Comment by 0xbadcafebee

5 years ago

> If I'm awaken at 2am from being on-call for more than once per quarter, then something is seriously wrong and I will either fix it or quit.

Yes, something is wrong. But it could be many things. Here is how you can find out:

1. Is the thing that's broken a bug in your code? Then it's your fault, so fix it. This means you need better testing too, and maybe a redesign to resist failures. Try to get alerts at 9am in dev so that they don't come in at 2am from production.

2. Is the thing that's broken a server thing that Ops is supposed to deal with? Probably you should quit.

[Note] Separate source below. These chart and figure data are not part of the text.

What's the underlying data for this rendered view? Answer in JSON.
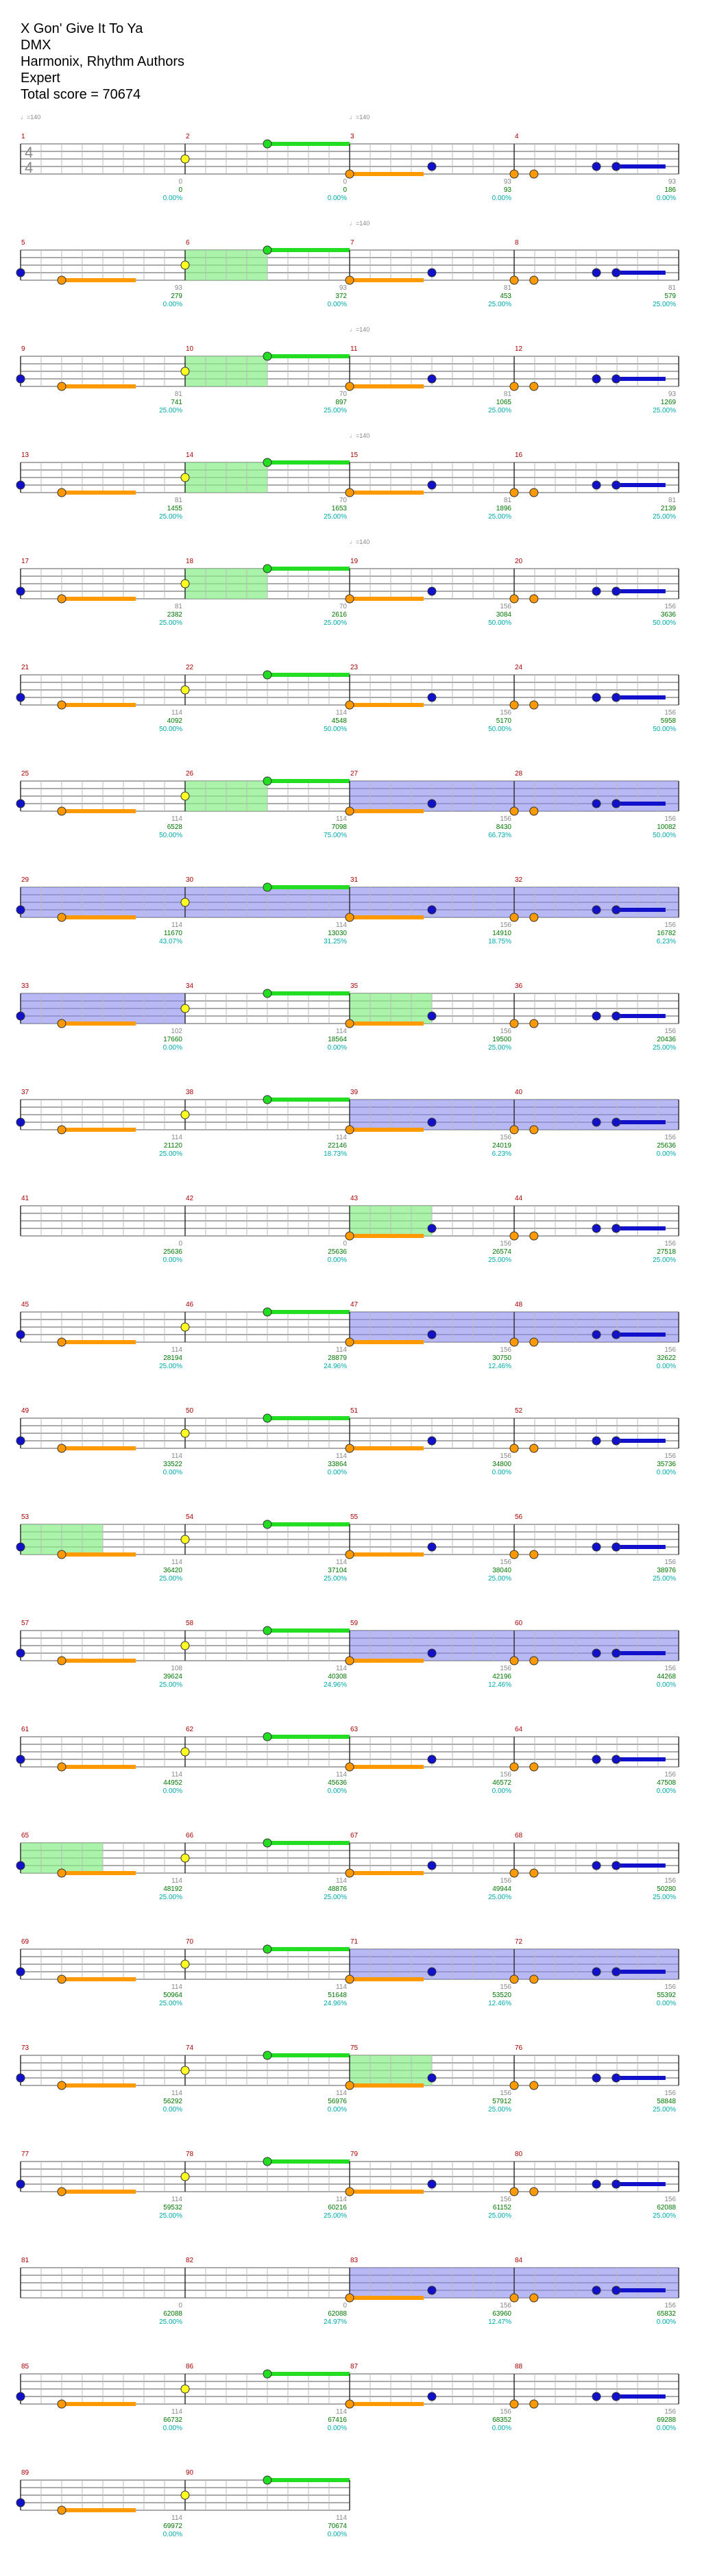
{
  "header": {
    "title": "X Gon' Give It To Ya",
    "artist": "DMX",
    "charter": "Harmonix, Rhythm Authors",
    "difficulty": "Expert",
    "total_score": "Total score = 70674"
  },
  "colors": {
    "green": "#22dd22",
    "red": "#ff2222",
    "yellow": "#ffff22",
    "blue": "#1111cc",
    "orange": "#ff9900",
    "starpower": "#88ee88",
    "overdrive": "#8888ee",
    "measure_number": "#aa0000",
    "score": "#007700",
    "multiplier": "#00aaaa",
    "tempo": "#888888"
  },
  "time_signature": [
    "4",
    "4"
  ],
  "tempo_marks": [
    {
      "measure": 1,
      "text": "♩=140"
    },
    {
      "measure": 3,
      "text": "♩=140"
    },
    {
      "measure": 7,
      "text": "♩=140"
    },
    {
      "measure": 11,
      "text": "♩=140"
    },
    {
      "measure": 15,
      "text": "♩=140"
    },
    {
      "measure": 19,
      "text": "♩=140"
    }
  ],
  "measures": [
    {
      "n": 1,
      "small": "0",
      "score": "0",
      "mult": "0.00%"
    },
    {
      "n": 2,
      "small": "0",
      "score": "0",
      "mult": "0.00%"
    },
    {
      "n": 3,
      "small": "93",
      "score": "93",
      "mult": "0.00%"
    },
    {
      "n": 4,
      "small": "93",
      "score": "186",
      "mult": "0.00%"
    },
    {
      "n": 5,
      "small": "93",
      "score": "279",
      "mult": "0.00%"
    },
    {
      "n": 6,
      "small": "93",
      "score": "372",
      "mult": "0.00%"
    },
    {
      "n": 7,
      "small": "81",
      "score": "453",
      "mult": "25.00%"
    },
    {
      "n": 8,
      "small": "81",
      "score": "579",
      "mult": "25.00%"
    },
    {
      "n": 9,
      "small": "81",
      "score": "741",
      "mult": "25.00%"
    },
    {
      "n": 10,
      "small": "70",
      "score": "897",
      "mult": "25.00%"
    },
    {
      "n": 11,
      "small": "81",
      "score": "1065",
      "mult": "25.00%"
    },
    {
      "n": 12,
      "small": "93",
      "score": "1269",
      "mult": "25.00%"
    },
    {
      "n": 13,
      "small": "81",
      "score": "1455",
      "mult": "25.00%"
    },
    {
      "n": 14,
      "small": "70",
      "score": "1653",
      "mult": "25.00%"
    },
    {
      "n": 15,
      "small": "81",
      "score": "1896",
      "mult": "25.00%"
    },
    {
      "n": 16,
      "small": "81",
      "score": "2139",
      "mult": "25.00%"
    },
    {
      "n": 17,
      "small": "81",
      "score": "2382",
      "mult": "25.00%"
    },
    {
      "n": 18,
      "small": "70",
      "score": "2616",
      "mult": "25.00%"
    },
    {
      "n": 19,
      "small": "156",
      "score": "3084",
      "mult": "50.00%"
    },
    {
      "n": 20,
      "small": "156",
      "score": "3636",
      "mult": "50.00%"
    },
    {
      "n": 21,
      "small": "114",
      "score": "4092",
      "mult": "50.00%"
    },
    {
      "n": 22,
      "small": "114",
      "score": "4548",
      "mult": "50.00%"
    },
    {
      "n": 23,
      "small": "156",
      "score": "5170",
      "mult": "50.00%"
    },
    {
      "n": 24,
      "small": "156",
      "score": "5958",
      "mult": "50.00%"
    },
    {
      "n": 25,
      "small": "114",
      "score": "6528",
      "mult": "50.00%"
    },
    {
      "n": 26,
      "small": "114",
      "score": "7098",
      "mult": "75.00%"
    },
    {
      "n": 27,
      "small": "156",
      "score": "8430",
      "mult": "66.73%"
    },
    {
      "n": 28,
      "small": "156",
      "score": "10082",
      "mult": "50.00%"
    },
    {
      "n": 29,
      "small": "114",
      "score": "11670",
      "mult": "43.07%"
    },
    {
      "n": 30,
      "small": "114",
      "score": "13030",
      "mult": "31.25%"
    },
    {
      "n": 31,
      "small": "156",
      "score": "14910",
      "mult": "18.75%"
    },
    {
      "n": 32,
      "small": "156",
      "score": "16782",
      "mult": "6.23%"
    },
    {
      "n": 33,
      "small": "102",
      "score": "17660",
      "mult": "0.00%"
    },
    {
      "n": 34,
      "small": "114",
      "score": "18564",
      "mult": "0.00%"
    },
    {
      "n": 35,
      "small": "156",
      "score": "19500",
      "mult": "25.00%"
    },
    {
      "n": 36,
      "small": "156",
      "score": "20436",
      "mult": "25.00%"
    },
    {
      "n": 37,
      "small": "114",
      "score": "21120",
      "mult": "25.00%"
    },
    {
      "n": 38,
      "small": "114",
      "score": "22146",
      "mult": "18.73%"
    },
    {
      "n": 39,
      "small": "156",
      "score": "24019",
      "mult": "6.23%"
    },
    {
      "n": 40,
      "small": "156",
      "score": "25636",
      "mult": "0.00%"
    },
    {
      "n": 41,
      "small": "0",
      "score": "25636",
      "mult": "0.00%"
    },
    {
      "n": 42,
      "small": "0",
      "score": "25636",
      "mult": "0.00%"
    },
    {
      "n": 43,
      "small": "156",
      "score": "26574",
      "mult": "25.00%"
    },
    {
      "n": 44,
      "small": "156",
      "score": "27518",
      "mult": "25.00%"
    },
    {
      "n": 45,
      "small": "114",
      "score": "28194",
      "mult": "25.00%"
    },
    {
      "n": 46,
      "small": "114",
      "score": "28879",
      "mult": "24.96%"
    },
    {
      "n": 47,
      "small": "156",
      "score": "30750",
      "mult": "12.46%"
    },
    {
      "n": 48,
      "small": "156",
      "score": "32622",
      "mult": "0.00%"
    },
    {
      "n": 49,
      "small": "114",
      "score": "33522",
      "mult": "0.00%"
    },
    {
      "n": 50,
      "small": "114",
      "score": "33864",
      "mult": "0.00%"
    },
    {
      "n": 51,
      "small": "156",
      "score": "34800",
      "mult": "0.00%"
    },
    {
      "n": 52,
      "small": "156",
      "score": "35736",
      "mult": "0.00%"
    },
    {
      "n": 53,
      "small": "114",
      "score": "36420",
      "mult": "25.00%"
    },
    {
      "n": 54,
      "small": "114",
      "score": "37104",
      "mult": "25.00%"
    },
    {
      "n": 55,
      "small": "156",
      "score": "38040",
      "mult": "25.00%"
    },
    {
      "n": 56,
      "small": "156",
      "score": "38976",
      "mult": "25.00%"
    },
    {
      "n": 57,
      "small": "108",
      "score": "39624",
      "mult": "25.00%"
    },
    {
      "n": 58,
      "small": "114",
      "score": "40308",
      "mult": "24.96%"
    },
    {
      "n": 59,
      "small": "156",
      "score": "42196",
      "mult": "12.46%"
    },
    {
      "n": 60,
      "small": "156",
      "score": "44268",
      "mult": "0.00%"
    },
    {
      "n": 61,
      "small": "114",
      "score": "44952",
      "mult": "0.00%"
    },
    {
      "n": 62,
      "small": "114",
      "score": "45636",
      "mult": "0.00%"
    },
    {
      "n": 63,
      "small": "156",
      "score": "46572",
      "mult": "0.00%"
    },
    {
      "n": 64,
      "small": "156",
      "score": "47508",
      "mult": "0.00%"
    },
    {
      "n": 65,
      "small": "114",
      "score": "48192",
      "mult": "25.00%"
    },
    {
      "n": 66,
      "small": "114",
      "score": "48876",
      "mult": "25.00%"
    },
    {
      "n": 67,
      "small": "156",
      "score": "49944",
      "mult": "25.00%"
    },
    {
      "n": 68,
      "small": "156",
      "score": "50280",
      "mult": "25.00%"
    },
    {
      "n": 69,
      "small": "114",
      "score": "50964",
      "mult": "25.00%"
    },
    {
      "n": 70,
      "small": "114",
      "score": "51648",
      "mult": "24.96%"
    },
    {
      "n": 71,
      "small": "156",
      "score": "53520",
      "mult": "12.46%"
    },
    {
      "n": 72,
      "small": "156",
      "score": "55392",
      "mult": "0.00%"
    },
    {
      "n": 73,
      "small": "114",
      "score": "56292",
      "mult": "0.00%"
    },
    {
      "n": 74,
      "small": "114",
      "score": "56976",
      "mult": "0.00%"
    },
    {
      "n": 75,
      "small": "156",
      "score": "57912",
      "mult": "25.00%"
    },
    {
      "n": 76,
      "small": "156",
      "score": "58848",
      "mult": "25.00%"
    },
    {
      "n": 77,
      "small": "114",
      "score": "59532",
      "mult": "25.00%"
    },
    {
      "n": 78,
      "small": "114",
      "score": "60216",
      "mult": "25.00%"
    },
    {
      "n": 79,
      "small": "156",
      "score": "61152",
      "mult": "25.00%"
    },
    {
      "n": 80,
      "small": "156",
      "score": "62088",
      "mult": "25.00%"
    },
    {
      "n": 81,
      "small": "0",
      "score": "62088",
      "mult": "25.00%"
    },
    {
      "n": 82,
      "small": "0",
      "score": "62088",
      "mult": "24.97%"
    },
    {
      "n": 83,
      "small": "156",
      "score": "63960",
      "mult": "12.47%"
    },
    {
      "n": 84,
      "small": "156",
      "score": "65832",
      "mult": "0.00%"
    },
    {
      "n": 85,
      "small": "114",
      "score": "66732",
      "mult": "0.00%"
    },
    {
      "n": 86,
      "small": "114",
      "score": "67416",
      "mult": "0.00%"
    },
    {
      "n": 87,
      "small": "156",
      "score": "68352",
      "mult": "0.00%"
    },
    {
      "n": 88,
      "small": "156",
      "score": "69288",
      "mult": "0.00%"
    },
    {
      "n": 89,
      "small": "114",
      "score": "69972",
      "mult": "0.00%"
    },
    {
      "n": 90,
      "small": "114",
      "score": "70674",
      "mult": "0.00%"
    }
  ]
}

You can also work with Ops to redesign the server stuff to be something less prone to failure. Often Ops can't do this themselves because they don't know enough about how your apps work. Go talk to them, help them out. Or quit.

3. Is the thing that's broken a false alarm, or not important? Quit. Or work with Ops to create better alarms and tests. Ops doesn't know your app, so you need to help them craft the SLIs and SLOs.

4. Did Ops create all these alerts themselves without your involvement? Quit. Or take ownership of the tests and alerts for your apps.

5. Is it a huge slog to try to figure out how the alerting works, to work with Ops to make changes, to add tests, or to figure out what's broken or not and troubleshoot it? Definitely quit.